NHS leaders have launched what they are calling the world’s first national review into mortality levels among patients with learning disabilities.
The independent project is intended to help the NHS reduce premature deaths among this group of patients, they said.
“This will be a vital piece of work in helping us to support everyone to lead happier, healthier lives”
The three-year National Learning Disability Mortality Review Programme has been commissioned by NHS England and the Healthcare Quality Improvement Partnership, and will be carried out by the University of Bristol’s Norah Fry Research Centre.
It will seek to improve the quality of health and social care delivery for people with learning disabilities through a retrospective review of their deaths.
The case reviews will be used to support health and social care professionals to identify, and take action on, the avoidable contributory factors leading to premature deaths in this population.
The national mortality review was recommended by the 2010-13 Confidential Inquiry into Premature Deaths of People with Learning Disabilities.
It found nearly a quarter of people with learning disabilities were younger than 50 years when they died. Up to a third of the deaths of people with learning disabilities were judged to be from causes that could possibly have been addressed by better healthcare provision.

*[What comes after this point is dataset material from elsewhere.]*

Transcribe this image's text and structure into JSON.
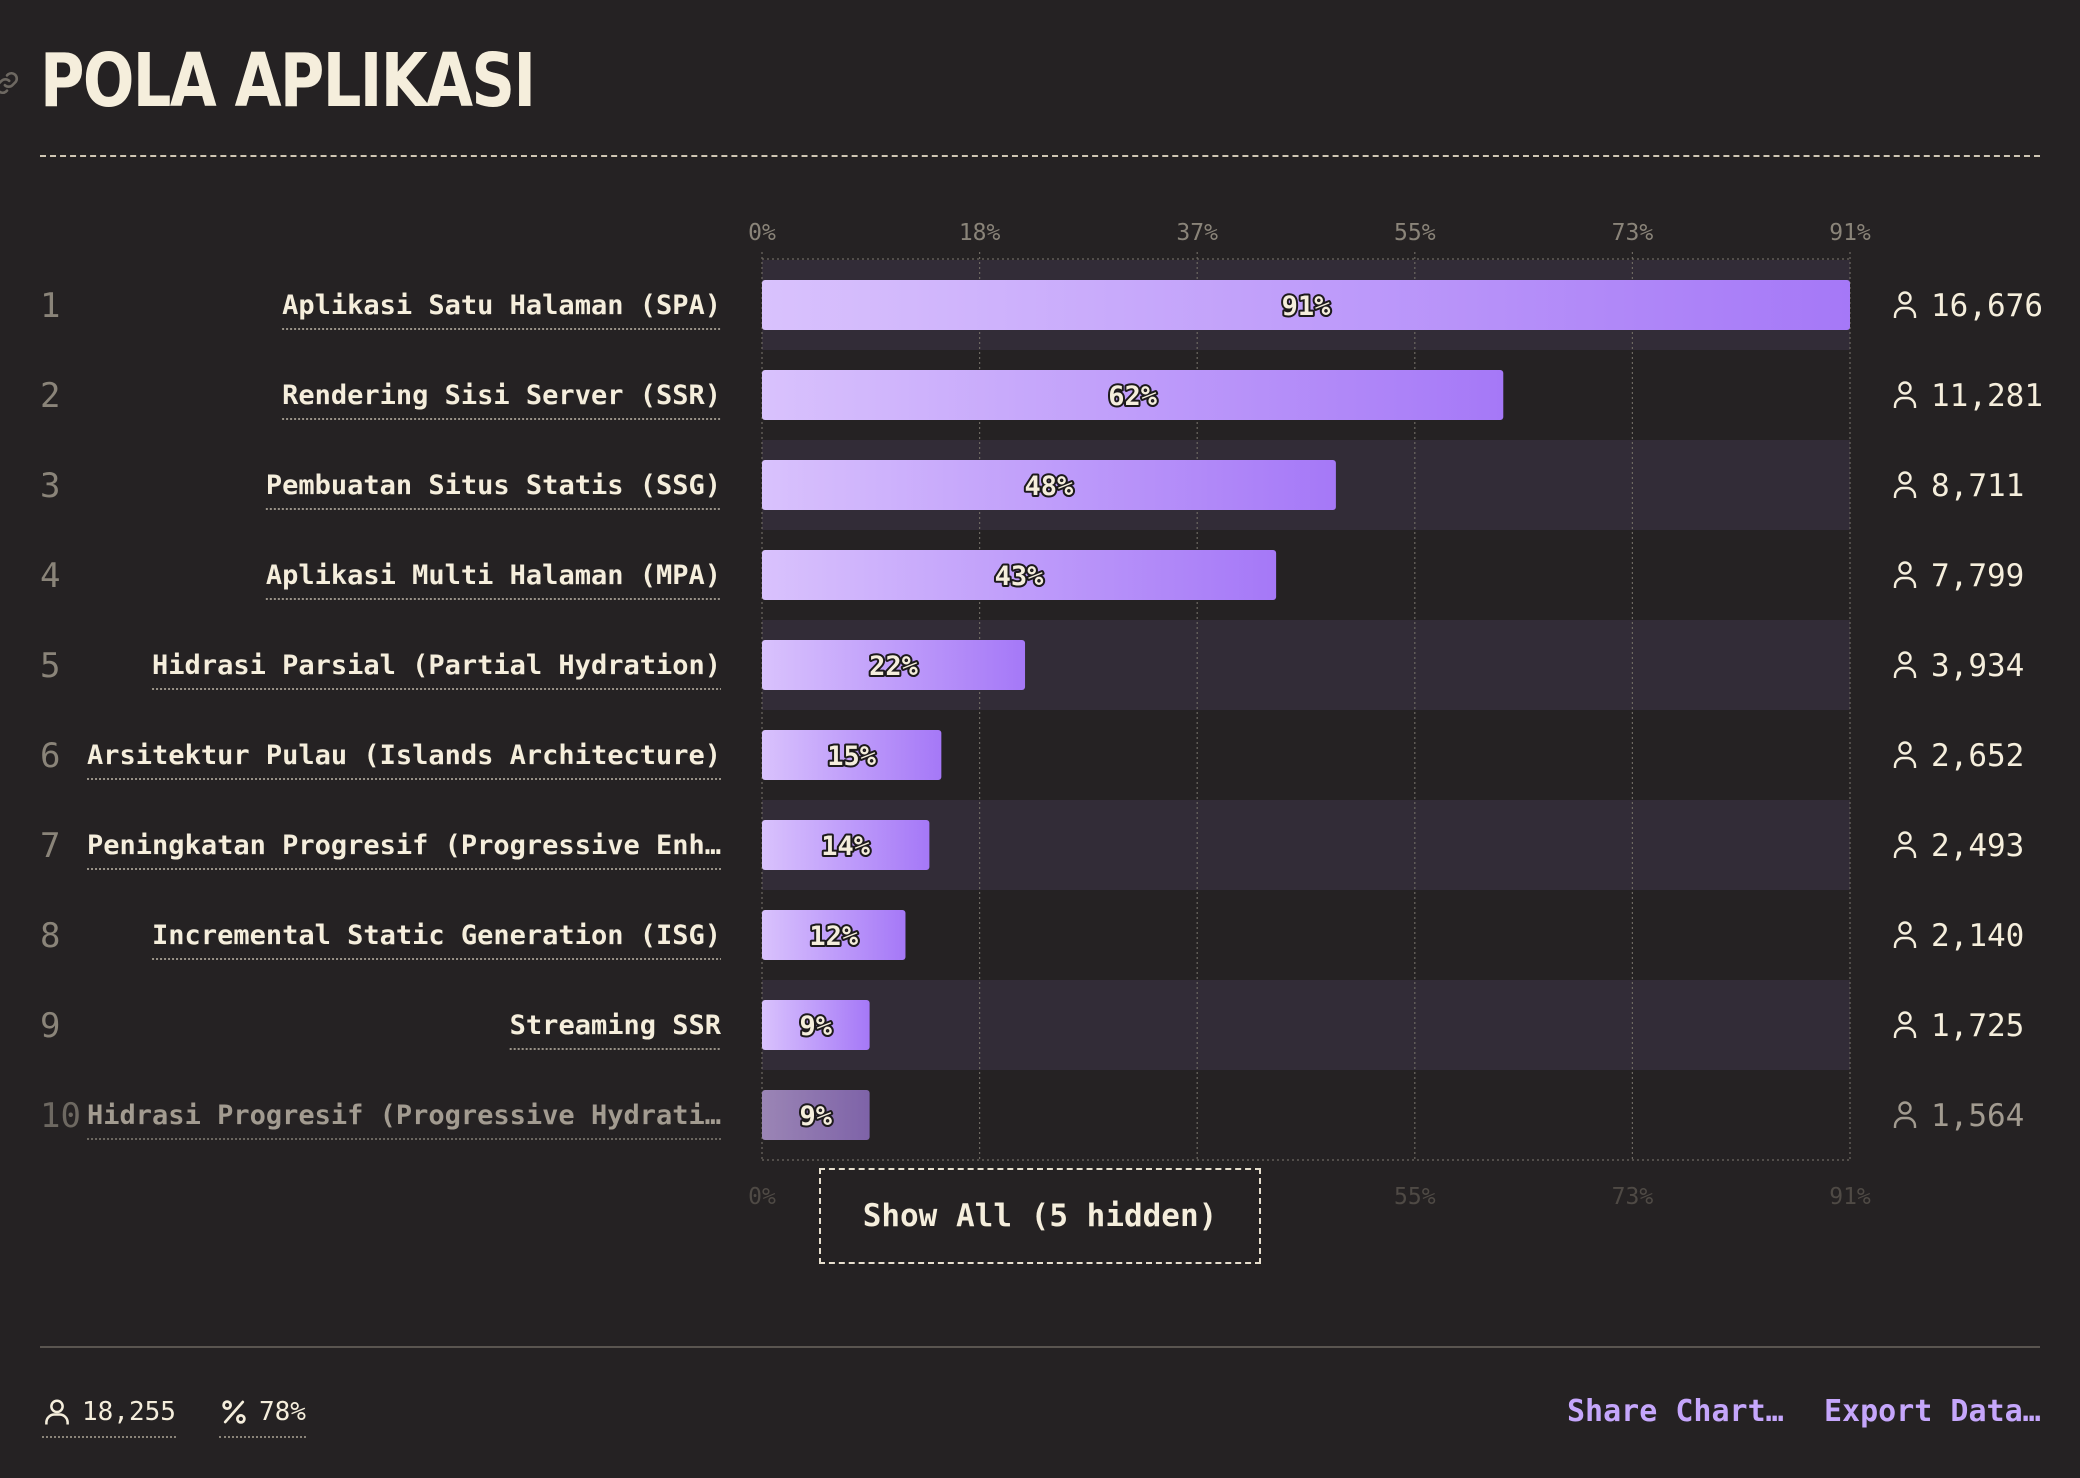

It will form part of a raft of NHS England programmes designed to ensure that people with learning disabilities get the support and services they need, including radical plans to ensure more people are cared for in their communities instead of institutions, and work to drive up the uptake of Annual Health Checks and cancer screening, to spot and address the signs of ill health sooner.
Dominic Slowie, NHS England’s national clinical director for learning disability, said: “It is completely unacceptable that this huge inequality exists for people with learning disabilities, and this will be a vital piece of work in helping us to support everyone to lead happier, healthier lives.”
He added that the work of the earlier confidential enquiry had made a “big difference” to the way in which professionals and organisations thought about issues relating to learning disabilities, and led to important changes in policy and practice at local level, which needed to be replicated nationally.